Ein Maler kann auf Weiß gelbe und auf Gelb rote oder purpurbraune Farbe auftragen. Selbst wenn alle Farben noch vorhanden sind, so behält doch die letzte in ihrem Grad die Überhand.

Das Selbe muss auch in unserer Meisterschaft geschehen, denn so hast Du das im Dunkeln leuchtende und doch nicht brennende Licht aller Weisheit vor Augen. Denn unser Schwefel brennt nicht und leuchtet dennoch (vermutlich ist hier anstelle von Schwefel von gelbem Phosphor die Rede).

Er färbt aber erst dann, wenn man ihn auf bestimmte Weise zubereitet und ihn mit seiner eigenen Farbe gefärbt hat, damit man ihn zum Färben der unvollkommenen, schwachen Metalle verwenden kann. Der selbe Schwefel kann aber nur dann  färben, wenn ihm solche Farbe beständig zugeführt wird. Denn der Schwache kann nicht obsiegen über den Stärkeren. Jener behält die Herrschaft über den Schwächsten, denn das Schwache muss dem Starken weichen und ihm nachgeben. Aus diesem Grund sei Dir darüber im Klaren, dass etwas Geringes etwas anderem Geringen nicht helfen kann, noch das es dazu beitragen kann es in seiner Wirkung zu fördern. Etwas Brennbares kann nicht zum Schutze etwas Brennbarem verwendet werden, ohne das es selbst verbrennt. Soll nun also ein Schutz sein, der dem Verbrennlichen beiwohnt und diesen deshalb erhält, so muss der Beschützer mehr Gewalt haben als derjenige, den er zu bewahren versucht. Er muss zuvor selbst in seinem Wesen unverbrennlich mit Wahrheit in aller Beständigkeit sich zeigen, und sich selbst beweisen können.

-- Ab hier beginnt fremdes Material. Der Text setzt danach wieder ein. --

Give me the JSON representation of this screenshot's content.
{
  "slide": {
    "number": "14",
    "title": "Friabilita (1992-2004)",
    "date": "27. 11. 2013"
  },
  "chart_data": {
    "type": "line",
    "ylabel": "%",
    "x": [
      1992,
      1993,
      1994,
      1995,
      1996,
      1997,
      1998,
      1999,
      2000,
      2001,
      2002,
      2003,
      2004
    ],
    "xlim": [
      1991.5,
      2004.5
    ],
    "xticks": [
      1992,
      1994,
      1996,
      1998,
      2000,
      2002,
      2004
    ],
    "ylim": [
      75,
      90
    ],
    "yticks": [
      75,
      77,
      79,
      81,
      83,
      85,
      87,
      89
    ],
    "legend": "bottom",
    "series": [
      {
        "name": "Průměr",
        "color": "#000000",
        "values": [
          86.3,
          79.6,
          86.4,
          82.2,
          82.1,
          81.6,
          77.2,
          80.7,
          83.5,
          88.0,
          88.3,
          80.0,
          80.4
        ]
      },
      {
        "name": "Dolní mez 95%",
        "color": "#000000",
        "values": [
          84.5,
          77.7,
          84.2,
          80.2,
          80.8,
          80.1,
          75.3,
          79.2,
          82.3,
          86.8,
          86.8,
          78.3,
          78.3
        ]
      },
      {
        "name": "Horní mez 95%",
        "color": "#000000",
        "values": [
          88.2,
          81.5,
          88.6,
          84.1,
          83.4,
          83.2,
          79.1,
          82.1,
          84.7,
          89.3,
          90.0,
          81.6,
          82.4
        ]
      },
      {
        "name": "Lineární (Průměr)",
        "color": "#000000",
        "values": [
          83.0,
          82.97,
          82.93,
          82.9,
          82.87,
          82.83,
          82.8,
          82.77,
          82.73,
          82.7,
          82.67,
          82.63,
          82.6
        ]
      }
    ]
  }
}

Wer also unseren unverbrennlichen Schwefel der Weisen bereiten will, der gehe vor mit Bedacht: er soll den Schwefel suchen in einem, der im Innern unverbrennlich ist. Dies kann aber nicht geschehen, wenn nicht das versalzene Meer den Leichnam verschlungen und wieder ausgeworfen hat. Deshalb erhöhe ihn dann in seinem Grad auf dass er alle anderen Sterne des Himmels in seiner Klarheit weit übertreffe und in seinem Wesen so blutreich geworden ist wie der Pelikan, wenn er sich in seiner Brust verwundet. Daraufhin kann er gesunden Leibes seine Jungen ausreichend ernähren und von seinem Blut speisen. Das ist die scharlachrote Rose unserer Meister und das rote Drachenblut über das soviel geschrieben wurde. Auch der Purpurmantel des höchsten Gebieters in unserer Kunst, womit die Königin des Heils bedeckt wird, kann die minderwertigen Metalle erwärmen.

Diesen Mantel der Ehre verwahre wohl mit dem astralischen Salz, welches diesem himmlischen Schwefel folgt. So ist er sicher und die fliegende Kraft des Vogels teilt ihm soviel mit, wie ihm von nöten ist. So wird der Hahn den Fuchs fressen, danach im Wasser ertrinken, durchs Feuer lebendig werden, damit gleich und gleich verglichen werde.